« Le Père de Nafi », de Mamadou Dia : Le père et l’amer

Dans Le Père de Nafi, Mamadou Dia imagine, dans une ville du Sénégal investie par les islamistes, la confrontation entre deux frères.

Christophe Kantcheff  • 9 juin 2021 abonné·es
« Le Père de Nafi », de Mamadou Dia : Le père et l’amer
© JHR Films

Dans une petite ville du nord du Sénégal, deux frères s’affrontent. D’un côté, Tierno, imam dispensant un islam paisible et des principes d’intégrité ; de l’autre, Ousmane, personnage sans scrupule et nourri de ressentiments, lié aux islamistes. Une opposition que d’aucuns pourraient trouver manichéenne (encore que, lorsqu’il est question d’islamistes, ce reproche-là s’entend moins). Mais pour Mamadou Dia, dont Le Père de Nafi, tourné dans sa ville natale, est le premier long métrage, cette histoire est plausible. Même si le Sénégal en est encore préservé, le Mali voisin est gangrené par le terrorisme. Le cinéaste n’en revient toujours pas : « Il n’y a pas plus pacifique que les Maliens ! » dit-il dans le dossier de presse.
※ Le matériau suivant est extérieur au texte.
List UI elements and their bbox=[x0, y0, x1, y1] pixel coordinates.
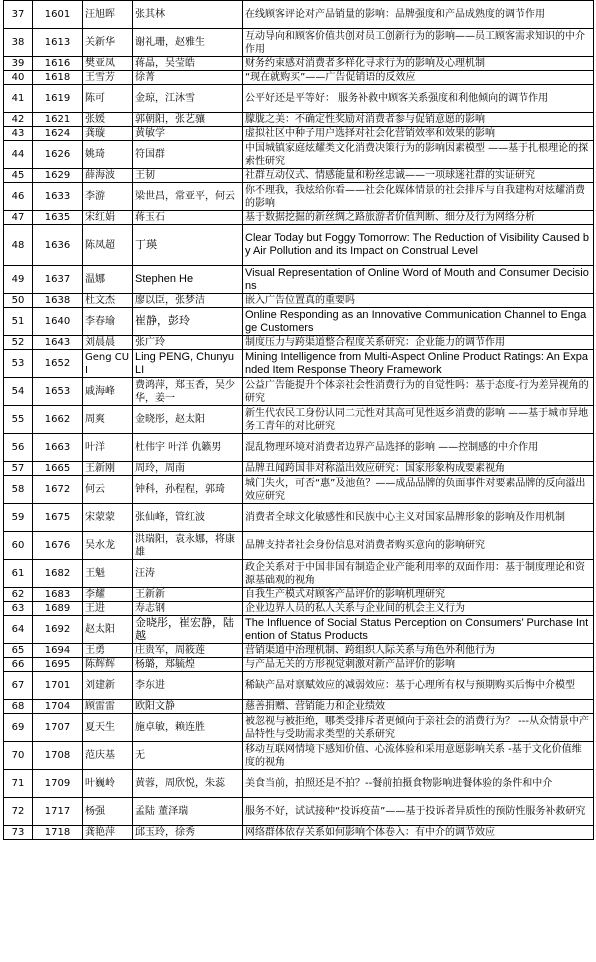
author-cell: 杜文杰 bbox=[83, 294, 133, 308]
title-cell: 互动导向和顾客价值共创对员工创新行为的影响——员工顾客需求知识的中介作用 bbox=[243, 29, 594, 57]
author-cell: 王进 bbox=[83, 602, 133, 616]
author-cell: 龚艳萍 bbox=[83, 826, 133, 840]
row-number-cell: 64 bbox=[4, 616, 33, 644]
paper-id-cell: 1613 bbox=[33, 29, 83, 57]
row-number-cell: 52 bbox=[4, 336, 33, 350]
table-row bbox=[4, 742, 594, 770]
title-cell: 新生代农民工身份认同二元性对其高可见性返乡消费的影响 ——基于城市异地务工青年的对比研究 bbox=[243, 406, 594, 434]
table-row bbox=[4, 532, 594, 560]
row-number-cell: 68 bbox=[4, 700, 33, 714]
table-row bbox=[4, 57, 594, 71]
paper-id-cell: 1707 bbox=[33, 714, 83, 742]
table-row bbox=[4, 406, 594, 434]
row-number-cell: 48 bbox=[4, 225, 33, 266]
author-cell: 龚璇 bbox=[83, 127, 133, 141]
title-cell: 混乱物理环境对消费者边界产品选择的影响 ——控制感的中介作用 bbox=[243, 434, 594, 462]
author-cell: 刘建新 bbox=[83, 672, 133, 700]
table-row bbox=[4, 211, 594, 225]
coauthors-cell: Ling PENG, Chunyu LI bbox=[133, 350, 243, 378]
title-cell: 你不理我，我炫给你看——社会化媒体情景的社会排斥与自我建构对炫耀消费的影响 bbox=[243, 183, 594, 211]
row-number-cell: 65 bbox=[4, 644, 33, 658]
paper-id-cell: 1636 bbox=[33, 225, 83, 266]
paper-id-cell: 1682 bbox=[33, 560, 83, 588]
table-row bbox=[4, 588, 594, 602]
author-cell: 王勇 bbox=[83, 644, 133, 658]
table-row bbox=[4, 798, 594, 826]
paper-id-cell: 1635 bbox=[33, 211, 83, 225]
coauthors-cell: 崔静，彭玲 bbox=[133, 308, 243, 336]
table-row bbox=[4, 602, 594, 616]
coauthors-cell: 蒋晶，吴莹皓 bbox=[133, 57, 243, 71]
row-number-cell: 63 bbox=[4, 602, 33, 616]
table-row bbox=[4, 183, 594, 211]
paper-id-cell: 1616 bbox=[33, 57, 83, 71]
paper-id-cell: 1694 bbox=[33, 644, 83, 658]
title-cell: 移动互联网情境下感知价值、心流体验和采用意愿影响关系 -基于文化价值维度的视角 bbox=[243, 742, 594, 770]
paper-id-cell: 1689 bbox=[33, 602, 83, 616]
title-cell: Visual Representation of Online Word of Mouth and Consumer Decisions bbox=[243, 266, 594, 294]
table-row bbox=[4, 504, 594, 532]
author-cell: 夏天生 bbox=[83, 714, 133, 742]
table-row bbox=[4, 714, 594, 742]
table-row bbox=[4, 127, 594, 141]
coauthors-cell: 洪瑞阳，袁永娜，将康雄 bbox=[133, 532, 243, 560]
author-cell: 王魁 bbox=[83, 560, 133, 588]
table-row bbox=[4, 85, 594, 113]
author-cell: 刘晨晨 bbox=[83, 336, 133, 350]
paper-id-cell: 1704 bbox=[33, 700, 83, 714]
table-row bbox=[4, 1, 594, 29]
paper-id-cell: 1653 bbox=[33, 378, 83, 406]
coauthors-cell: 周玲，周南 bbox=[133, 462, 243, 476]
title-cell: 城门失火，可否“惠”及池鱼？——成品品牌的负面事件对要素品牌的反向溢出效应研究 bbox=[243, 476, 594, 504]
title-cell: “现在就购买”——广告促销语的反效应 bbox=[243, 71, 594, 85]
title-cell: 中国城镇家庭炫耀类文化消费决策行为的影响因素模型 ——基于扎根理论的探索性研究 bbox=[243, 141, 594, 169]
table-row bbox=[4, 434, 594, 462]
paper-id-cell: 1676 bbox=[33, 532, 83, 560]
row-number-cell: 50 bbox=[4, 294, 33, 308]
title-cell: 稀缺产品对禀赋效应的减弱效应：基于心理所有权与预期购买后悔中介模型 bbox=[243, 672, 594, 700]
coauthors-cell: 张其林 bbox=[133, 1, 243, 29]
title-cell: 品牌丑闻跨国非对称溢出效应研究：国家形象构成要素视角 bbox=[243, 462, 594, 476]
coauthors-cell: 杜伟宇 叶洋 仇籁男 bbox=[133, 434, 243, 462]
paper-id-cell: 1633 bbox=[33, 183, 83, 211]
author-cell: 陈凤超 bbox=[83, 225, 133, 266]
coauthors-cell: 徐菁 bbox=[133, 71, 243, 85]
table-row bbox=[4, 378, 594, 406]
table-row bbox=[4, 113, 594, 127]
row-number-cell: 54 bbox=[4, 378, 33, 406]
author-cell: 叶巍岭 bbox=[83, 770, 133, 798]
title-cell: 美食当前，拍照还是不拍？--餐前拍摄食物影响进餐体验的条件和中介 bbox=[243, 770, 594, 798]
coauthors-cell: 费鸿萍，郑玉香，吴少华，姜一 bbox=[133, 378, 243, 406]
coauthors-cell: 梁世昌，常亚平，何云 bbox=[133, 183, 243, 211]
coauthors-cell: 金晓彤，赵太阳 bbox=[133, 406, 243, 434]
coauthors-cell: 张仙峰，管红波 bbox=[133, 504, 243, 532]
author-cell: 王新刚 bbox=[83, 462, 133, 476]
title-cell: 营销渠道中治理机制、跨组织人际关系与角色外利他行为 bbox=[243, 644, 594, 658]
coauthors-cell: 金琼，江沐雪 bbox=[133, 85, 243, 113]
title-cell: 嵌入广告位置真的重要吗 bbox=[243, 294, 594, 308]
coauthors-cell: 郭朝阳，张艺骧 bbox=[133, 113, 243, 127]
author-cell: 杨强 bbox=[83, 798, 133, 826]
paper-id-cell: 1695 bbox=[33, 658, 83, 672]
row-number-cell: 38 bbox=[4, 29, 33, 57]
table-row bbox=[4, 476, 594, 504]
paper-id-cell: 1652 bbox=[33, 350, 83, 378]
row-number-cell: 41 bbox=[4, 85, 33, 113]
table-row bbox=[4, 141, 594, 169]
row-number-cell: 42 bbox=[4, 113, 33, 127]
paper-id-cell: 1672 bbox=[33, 476, 83, 504]
title-cell: 政企关系对于中国非国有制造企业产能利用率的双面作用：基于制度理论和资源基础观的视角 bbox=[243, 560, 594, 588]
paper-id-cell: 1665 bbox=[33, 462, 83, 476]
title-cell: 在线顾客评论对产品销量的影响：品牌强度和产品成熟度的调节作用 bbox=[243, 1, 594, 29]
title-cell: 基于数据挖掘的新丝绸之路旅游者价值判断、细分及行为网络分析 bbox=[243, 211, 594, 225]
title-cell: 公平好还是平等好： 服务补救中顾客关系强度和利他倾向的调节作用 bbox=[243, 85, 594, 113]
row-number-cell: 59 bbox=[4, 504, 33, 532]
row-number-cell: 60 bbox=[4, 532, 33, 560]
coauthors-cell: 孟陆 董泽瑞 bbox=[133, 798, 243, 826]
paper-id-cell: 1718 bbox=[33, 826, 83, 840]
author-cell: 何云 bbox=[83, 476, 133, 504]
author-cell: 汪旭晖 bbox=[83, 1, 133, 29]
title-cell: 财务约束感对消费者多样化寻求行为的影响及心理机制 bbox=[243, 57, 594, 71]
title-cell: Clear Today but Foggy Tomorrow: The Reduction of Visibility Caused by Air Pollution and its Impact on Construal Level bbox=[243, 225, 594, 266]
title-cell: Online Responding as an Innovative Communication Channel to Engage Customers bbox=[243, 308, 594, 336]
paper-id-cell: 1662 bbox=[33, 406, 83, 434]
row-number-cell: 39 bbox=[4, 57, 33, 71]
table-row bbox=[4, 616, 594, 644]
row-number-cell: 37 bbox=[4, 1, 33, 29]
row-number-cell: 40 bbox=[4, 71, 33, 85]
coauthors-cell: 庄贵军，周筱莲 bbox=[133, 644, 243, 658]
row-number-cell: 70 bbox=[4, 742, 33, 770]
title-cell: 与产品无关的方形视觉刺激对新产品评价的影响 bbox=[243, 658, 594, 672]
title-cell: 服务不好，试试接种“投诉疫苗”——基于投诉者异质性的预防性服务补救研究 bbox=[243, 798, 594, 826]
author-cell: 赵太阳 bbox=[83, 616, 133, 644]
paper-id-cell: 1708 bbox=[33, 742, 83, 770]
table-body bbox=[4, 1, 594, 840]
coauthors-cell: 钟科，孙程程，郭琦 bbox=[133, 476, 243, 504]
row-number-cell: 55 bbox=[4, 406, 33, 434]
paper-id-cell: 1618 bbox=[33, 71, 83, 85]
row-number-cell: 67 bbox=[4, 672, 33, 700]
row-number-cell: 71 bbox=[4, 770, 33, 798]
title-cell: The Influence of Social Status Perception on Consumers’ Purchase Intention of Status Products bbox=[243, 616, 594, 644]
coauthors-cell: 金晓彤，崔宏静，陆越 bbox=[133, 616, 243, 644]
author-cell: 薛海波 bbox=[83, 169, 133, 183]
title-cell: 被忽视与被拒绝，哪类受排斥者更倾向于亲社会的消费行为？ ---从众情景中产品特性与受助需求类型的关系研究 bbox=[243, 714, 594, 742]
row-number-cell: 45 bbox=[4, 169, 33, 183]
paper-id-cell: 1717 bbox=[33, 798, 83, 826]
paper-id-cell: 1675 bbox=[33, 504, 83, 532]
row-number-cell: 72 bbox=[4, 798, 33, 826]
paper-id-cell: 1629 bbox=[33, 169, 83, 183]
author-cell: 吴水龙 bbox=[83, 532, 133, 560]
paper-id-cell: 1709 bbox=[33, 770, 83, 798]
coauthors-cell: 黄蓉，周欣悦，朱蕊 bbox=[133, 770, 243, 798]
author-cell: Geng CUI bbox=[83, 350, 133, 378]
coauthors-cell: 黄敏学 bbox=[133, 127, 243, 141]
row-number-cell: 69 bbox=[4, 714, 33, 742]
title-cell: 虚拟社区中种子用户选择对社会化营销效率和效果的影响 bbox=[243, 127, 594, 141]
table-row bbox=[4, 29, 594, 57]
coauthors-cell: 丁瑛 bbox=[133, 225, 243, 266]
row-number-cell: 73 bbox=[4, 826, 33, 840]
paper-id-cell: 1637 bbox=[33, 266, 83, 294]
table-row bbox=[4, 644, 594, 658]
coauthors-cell: 寿志钢 bbox=[133, 602, 243, 616]
paper-id-cell: 1601 bbox=[33, 1, 83, 29]
title-cell: 社群互动仪式、情感能量和粉丝忠诚——一项球迷社群的实证研究 bbox=[243, 169, 594, 183]
table-row bbox=[4, 770, 594, 798]
paper-id-cell: 1624 bbox=[33, 127, 83, 141]
row-number-cell: 61 bbox=[4, 560, 33, 588]
author-cell: 李耀 bbox=[83, 588, 133, 602]
author-cell: 姚琦 bbox=[83, 141, 133, 169]
table-row bbox=[4, 658, 594, 672]
paper-id-cell: 1626 bbox=[33, 141, 83, 169]
author-cell: 宋红娟 bbox=[83, 211, 133, 225]
author-cell: 周爽 bbox=[83, 406, 133, 434]
table-row bbox=[4, 225, 594, 266]
author-cell: 范庆基 bbox=[83, 742, 133, 770]
table-row bbox=[4, 266, 594, 294]
row-number-cell: 57 bbox=[4, 462, 33, 476]
table-row bbox=[4, 560, 594, 588]
table-row bbox=[4, 308, 594, 336]
table-row bbox=[4, 294, 594, 308]
row-number-cell: 62 bbox=[4, 588, 33, 602]
coauthors-cell: 欧阳文静 bbox=[133, 700, 243, 714]
paper-id-cell: 1683 bbox=[33, 588, 83, 602]
title-cell: 制度压力与跨渠道整合程度关系研究：企业能力的调节作用 bbox=[243, 336, 594, 350]
author-cell: 李游 bbox=[83, 183, 133, 211]
table-row bbox=[4, 350, 594, 378]
paper-id-cell: 1640 bbox=[33, 308, 83, 336]
coauthors-cell: 蒋玉石 bbox=[133, 211, 243, 225]
coauthors-cell: Stephen He bbox=[133, 266, 243, 294]
paper-id-cell: 1638 bbox=[33, 294, 83, 308]
title-cell: 朦胧之美：不确定性奖励对消费者参与促销意愿的影响 bbox=[243, 113, 594, 127]
coauthors-cell: 符国群 bbox=[133, 141, 243, 169]
coauthors-cell: 王韧 bbox=[133, 169, 243, 183]
table-row bbox=[4, 462, 594, 476]
title-cell: Mining Intelligence from Multi-Aspect Online Product Ratings: An Expanded Item Response Theory Framework bbox=[243, 350, 594, 378]
author-cell: 李春瑜 bbox=[83, 308, 133, 336]
row-number-cell: 43 bbox=[4, 127, 33, 141]
row-number-cell: 44 bbox=[4, 141, 33, 169]
paper-id-cell: 1663 bbox=[33, 434, 83, 462]
paper-id-cell: 1621 bbox=[33, 113, 83, 127]
coauthors-cell: 王新新 bbox=[133, 588, 243, 602]
title-cell: 企业边界人员的私人关系与企业间的机会主义行为 bbox=[243, 602, 594, 616]
author-cell: 戚海峰 bbox=[83, 378, 133, 406]
table-row bbox=[4, 71, 594, 85]
coauthors-cell: 施卓敏，赖连胜 bbox=[133, 714, 243, 742]
coauthors-cell: 无 bbox=[133, 742, 243, 770]
coauthors-cell: 汪涛 bbox=[133, 560, 243, 588]
author-cell: 王雪芳 bbox=[83, 71, 133, 85]
author-cell: 关新华 bbox=[83, 29, 133, 57]
paper-list-table bbox=[3, 0, 594, 840]
coauthors-cell: 邱玉玲，徐秀 bbox=[133, 826, 243, 840]
title-cell: 慈善捐赠、营销能力和企业绩效 bbox=[243, 700, 594, 714]
paper-id-cell: 1619 bbox=[33, 85, 83, 113]
coauthors-cell: 谢礼珊，赵雅生 bbox=[133, 29, 243, 57]
row-number-cell: 49 bbox=[4, 266, 33, 294]
table-row bbox=[4, 672, 594, 700]
author-cell: 陈辉辉 bbox=[83, 658, 133, 672]
coauthors-cell: 廖以臣，张梦洁 bbox=[133, 294, 243, 308]
author-cell: 顾雷雷 bbox=[83, 700, 133, 714]
title-cell: 消费者全球文化敏感性和民族中心主义对国家品牌形象的影响及作用机制 bbox=[243, 504, 594, 532]
author-cell: 樊亚凤 bbox=[83, 57, 133, 71]
paper-id-cell: 1701 bbox=[33, 672, 83, 700]
table-row bbox=[4, 336, 594, 350]
row-number-cell: 53 bbox=[4, 350, 33, 378]
row-number-cell: 66 bbox=[4, 658, 33, 672]
coauthors-cell: 李东进 bbox=[133, 672, 243, 700]
author-cell: 陈可 bbox=[83, 85, 133, 113]
row-number-cell: 46 bbox=[4, 183, 33, 211]
row-number-cell: 56 bbox=[4, 434, 33, 462]
author-cell: 张媛 bbox=[83, 113, 133, 127]
title-cell: 品牌支持者社会身份信息对消费者购买意向的影响研究 bbox=[243, 532, 594, 560]
title-cell: 网络群体依存关系如何影响个体卷入：有中介的调节效应 bbox=[243, 826, 594, 840]
title-cell: 自我生产模式对顾客产品评价的影响机理研究 bbox=[243, 588, 594, 602]
table-row bbox=[4, 169, 594, 183]
author-cell: 叶洋 bbox=[83, 434, 133, 462]
paper-id-cell: 1692 bbox=[33, 616, 83, 644]
table-row bbox=[4, 826, 594, 840]
title-cell: 公益广告能提升个体亲社会性消费行为的自觉性吗：基于态度-行为差异视角的研究 bbox=[243, 378, 594, 406]
author-cell: 温娜 bbox=[83, 266, 133, 294]
paper-id-cell: 1643 bbox=[33, 336, 83, 350]
coauthors-cell: 杨璐，郑毓煌 bbox=[133, 658, 243, 672]
row-number-cell: 47 bbox=[4, 211, 33, 225]
row-number-cell: 51 bbox=[4, 308, 33, 336]
author-cell: 宋蒙蒙 bbox=[83, 504, 133, 532]
coauthors-cell: 张广玲 bbox=[133, 336, 243, 350]
table-row bbox=[4, 700, 594, 714]
row-number-cell: 58 bbox=[4, 476, 33, 504]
Pour les jihadistes, la religion est un leurre camouflant mal le système mafieux qu’ils veulent mettre en place afin d’en tirer pouvoir et profits. Le sens politique que Mamadou Dia donne à son film est sans ambiguïté. Pour autant, le film ne se caractérise pas par sa violence. Ou, plus exactement, la brutalité des uns est contrebalancée par la douceur qui émane de Tierno (Alassane Sy, remarquable dans ce rôle), due à la fois à son esprit de tolérance et à son peu de goût pour le combat, que n’arrange pas la maladie qui l’affecte.
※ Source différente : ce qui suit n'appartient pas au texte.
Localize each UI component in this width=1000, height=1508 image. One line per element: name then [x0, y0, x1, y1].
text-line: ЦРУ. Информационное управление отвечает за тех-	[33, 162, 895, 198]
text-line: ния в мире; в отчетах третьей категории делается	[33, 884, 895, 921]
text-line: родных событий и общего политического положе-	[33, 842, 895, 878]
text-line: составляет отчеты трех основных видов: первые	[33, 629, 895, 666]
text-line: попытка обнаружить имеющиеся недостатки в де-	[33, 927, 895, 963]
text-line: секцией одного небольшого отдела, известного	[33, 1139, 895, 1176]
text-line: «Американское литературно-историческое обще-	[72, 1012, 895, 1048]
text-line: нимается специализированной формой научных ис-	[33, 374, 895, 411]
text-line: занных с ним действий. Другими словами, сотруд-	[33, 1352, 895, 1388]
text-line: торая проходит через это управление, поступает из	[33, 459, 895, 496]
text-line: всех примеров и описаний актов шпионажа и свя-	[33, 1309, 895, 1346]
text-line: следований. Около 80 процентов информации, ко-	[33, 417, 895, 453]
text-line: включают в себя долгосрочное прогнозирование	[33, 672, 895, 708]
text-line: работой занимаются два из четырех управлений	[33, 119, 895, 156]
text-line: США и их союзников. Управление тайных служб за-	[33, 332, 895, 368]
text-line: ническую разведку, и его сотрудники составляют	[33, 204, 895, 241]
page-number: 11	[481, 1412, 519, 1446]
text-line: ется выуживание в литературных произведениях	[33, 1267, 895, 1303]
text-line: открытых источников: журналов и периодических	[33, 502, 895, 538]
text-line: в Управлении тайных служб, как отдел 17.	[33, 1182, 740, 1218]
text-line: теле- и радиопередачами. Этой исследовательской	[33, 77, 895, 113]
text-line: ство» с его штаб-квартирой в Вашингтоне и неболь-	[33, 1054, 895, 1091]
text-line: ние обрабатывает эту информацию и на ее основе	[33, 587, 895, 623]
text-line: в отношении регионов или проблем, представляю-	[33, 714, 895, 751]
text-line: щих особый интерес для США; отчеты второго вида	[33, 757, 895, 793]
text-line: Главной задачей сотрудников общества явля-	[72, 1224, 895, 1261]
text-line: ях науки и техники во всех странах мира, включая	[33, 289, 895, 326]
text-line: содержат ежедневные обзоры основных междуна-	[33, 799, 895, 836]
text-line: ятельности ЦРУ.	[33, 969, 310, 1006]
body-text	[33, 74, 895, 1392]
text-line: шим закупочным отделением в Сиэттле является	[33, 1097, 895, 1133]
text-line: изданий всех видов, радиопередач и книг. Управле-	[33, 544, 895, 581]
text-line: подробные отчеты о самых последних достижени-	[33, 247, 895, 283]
En outre, le film développe des personnages féminins de caractère, qui se dressent contre l’arbitraire. Si le système patriarcal les relègue officiellement au second plan, elles manifestent une autorité et un esprit de rébellion tels qu’elles parviennent à tenir tête aux hommes. C’est particulièrement le cas de Nafi (Aicha Talla), qui trouve son père, Tierno, trop mou et ne transigera pas sur son désir de suivre des études scientifiques dans une université à Dakar, même si elle accepte de se marier, parce qu’elle en est amoureuse, à Tokara (Alassane Ndoye), le fils d’Ousmane (Saikou Lô), dont elle connaît l’influence mortifère et la volonté d’assujettissement.

Le Père de Nafi est une excellente nouvelle venant d’Afrique, plus particulièrement du Sénégal, où, par ailleurs, l’école de cinéma Kourtrajmé, fondée par Ladj Ly en Seine-Saint-Denis, vient d’ouvrir une section, à Dakar. Mamadou Dia a, lui, fait des études de cinéma à New York. Mais le jeune cinéaste n’« américanise » pas son esthétique. Les enseignements qu’il en a tirés, il les met au service d’un rythme, d’une voix, d’une vision qui lui sont propres, et qui font du Père de Nafi un film attachant et singulier.

Le Père de Nafi, Mamadou Dia, 1 h 50.